Sunday, January 8, 2012

THERE WAS NO LADY GAGA IN THE RENAISSANCE


Like so much else that is wondrous and creative, the arts of the past, were a pastime for men alone. We don’t know if, as in the Regency period with its authors such as the Bronte Sisters who first published under men’s names, there were such feminine composers during the Renaissance period. But at first glance, it seems clear…there was no Lady Gaga in the Renaissance.

While Italian artists—painters, sculptors—seem to have a monopoly on the era known as the Renaissance (1400-1600), it’s musical crafters came from all over Europe. A non-believer in competition (a believer instead in the great things that humans create, whether alone or together, but never against), these musical statesmen are mentioned in no particular order (though there are many places on the web which will try to define which is the best and which isn’t).
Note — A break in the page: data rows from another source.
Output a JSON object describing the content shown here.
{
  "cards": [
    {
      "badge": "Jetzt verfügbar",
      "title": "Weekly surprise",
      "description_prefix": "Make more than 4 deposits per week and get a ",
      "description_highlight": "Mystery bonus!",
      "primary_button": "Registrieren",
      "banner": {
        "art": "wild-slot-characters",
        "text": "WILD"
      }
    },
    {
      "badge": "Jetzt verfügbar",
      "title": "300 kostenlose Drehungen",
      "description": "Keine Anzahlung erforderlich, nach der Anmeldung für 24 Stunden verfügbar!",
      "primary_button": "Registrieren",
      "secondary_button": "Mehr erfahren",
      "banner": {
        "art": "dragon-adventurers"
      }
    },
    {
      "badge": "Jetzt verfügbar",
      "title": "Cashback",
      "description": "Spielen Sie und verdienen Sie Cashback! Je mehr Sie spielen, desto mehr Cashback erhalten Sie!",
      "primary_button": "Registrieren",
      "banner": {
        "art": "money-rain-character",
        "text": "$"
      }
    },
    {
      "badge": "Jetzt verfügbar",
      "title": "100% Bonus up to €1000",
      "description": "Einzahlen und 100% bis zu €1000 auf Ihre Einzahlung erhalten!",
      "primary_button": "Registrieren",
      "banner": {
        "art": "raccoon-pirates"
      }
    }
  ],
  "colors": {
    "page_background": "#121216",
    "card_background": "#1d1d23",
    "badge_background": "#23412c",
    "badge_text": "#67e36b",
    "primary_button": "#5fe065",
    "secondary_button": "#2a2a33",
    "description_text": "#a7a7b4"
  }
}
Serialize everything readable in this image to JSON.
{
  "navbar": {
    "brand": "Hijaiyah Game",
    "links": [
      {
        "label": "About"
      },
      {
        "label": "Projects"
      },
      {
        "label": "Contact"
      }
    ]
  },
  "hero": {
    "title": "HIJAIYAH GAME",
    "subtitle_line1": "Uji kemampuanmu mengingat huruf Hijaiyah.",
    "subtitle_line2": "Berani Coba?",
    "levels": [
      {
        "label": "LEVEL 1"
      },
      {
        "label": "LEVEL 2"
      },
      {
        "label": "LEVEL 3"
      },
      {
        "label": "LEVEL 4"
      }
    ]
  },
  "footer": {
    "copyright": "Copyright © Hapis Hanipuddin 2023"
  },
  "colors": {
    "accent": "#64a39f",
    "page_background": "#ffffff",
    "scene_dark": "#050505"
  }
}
I will put the name of William Byrd first, on the advice of my oldest son (an opera student who sings with the Boston Symphony Orchestra’s Tanglewood Chorus). My son rates Byrd (an English man, 1540-1623) at the top for the very in depth and complicated motets he wrote for all the huge churches. Byrd was also known for writing some of the most difficult and forward thinking music of his day, as well as being a virtuoso in every style already in existence. Byrd, who began writing in his teenage years for Mary Tudor, wrote well into his seventies and was praised with wonderful lyricism by Baldwin:

Yet let not straingers bragg, nor they these soe commende,
For they may now geve place and sett themselves behynde,
An Englishman, by name, William BIRDE for his skill
Which I shoulde heve sett first, for soe it was my will,
Whose greater skill and knowledge dothe excelle all at this time
And far to strange countries abrode his skill dothe shyne...




Byrd’s teacher, Thomas Tallis (1510-1585) served under no less than four English monarchs and Queen Elizabeth awarded him and Byrd exclusive rights to England’s printing press to publish music.

The French had many composers of note, not the least of which is Pierre La Rue (1460-1518) whose repertoire consists entirely of vocal music but of whose childhood no records can be found. And, though there is no certainty of where he was born (Picardy, Burgundy or the Ile-de-France are the most likely locations), Claudin de Sermisy (1495-1562) served several kings of France, including my favorite, François I.

And then there are the Italians. There is Claudio Monteverdi (1567-1643), whose revolutionary music included the first dramatic opera, Orfeo. Known as the Prince of Music, Giovanni Pierluigi da Palestrina (1525-1594) was considered one of the greatest composers of liturgical music, indeed a savior of the genre. A Venetian, Giovanni Gabrielli (1553(-6)-1612) represents the pinnacle of the High Renaissance Venetian school. And Luca Marenzio (1550-1599) was one of the most renowned composers of madrigals, writing no less than 500 of them.

Of course any discussion of Renaissance music would be incomplete without mentioning the lute, the most popular solo instrument of the age. King’s throughout Europe would vie for the best lute players to reside at their court, paying top dollar for them along with a plethora of other benefits. A lute is best described as a plucked string instrument with a neck that may be fretted or unfretted, and a deep round back, producing a silvery yet ravishing sound, a definitively romantic sound in the quixotic sense. Ironical to this article, this is one of the few instruments that women were allowed to play with frequency and one at which they excelled, though only in private.

And if Dick Clark held his Bandstand during the Renaissance, the song to take the top spot (both because “the lyrics are great and it’s easy to dance to”) would be Greensleeves. Regardless of the pervasive rumors that the song was written by Henry VIII for Anne Boleyn, it more than likely comes from the Elizabethan era. A broadside ballad by the name of Greensleeves was registered at the London Stationer’s Company in September 1580 and was described as “A New Northern Dittye of the Lady Green Sleeves”. The incorrect attribution to Henry for Anne is most likely because of the ‘green’ context, a color which held sexual connotations, i.e. a woman’s gown would be green for her having ‘rolled in the grass’ with a lover. Greensleeves, like so many songs of the time, was most often played on the lute.


"Thou couldst desire no earthly thing,
but still thou hadst it readily.
Thy music still to play and sing;
And yet thou wouldst not love me."






As in all of the creative arts, as well as the sciences, the Renaissance was an age of great intellectual and creative expansion and evolution. Oh how the mind whirls at what a Gaga—with a woman’s sensibilities and insights—might have produced.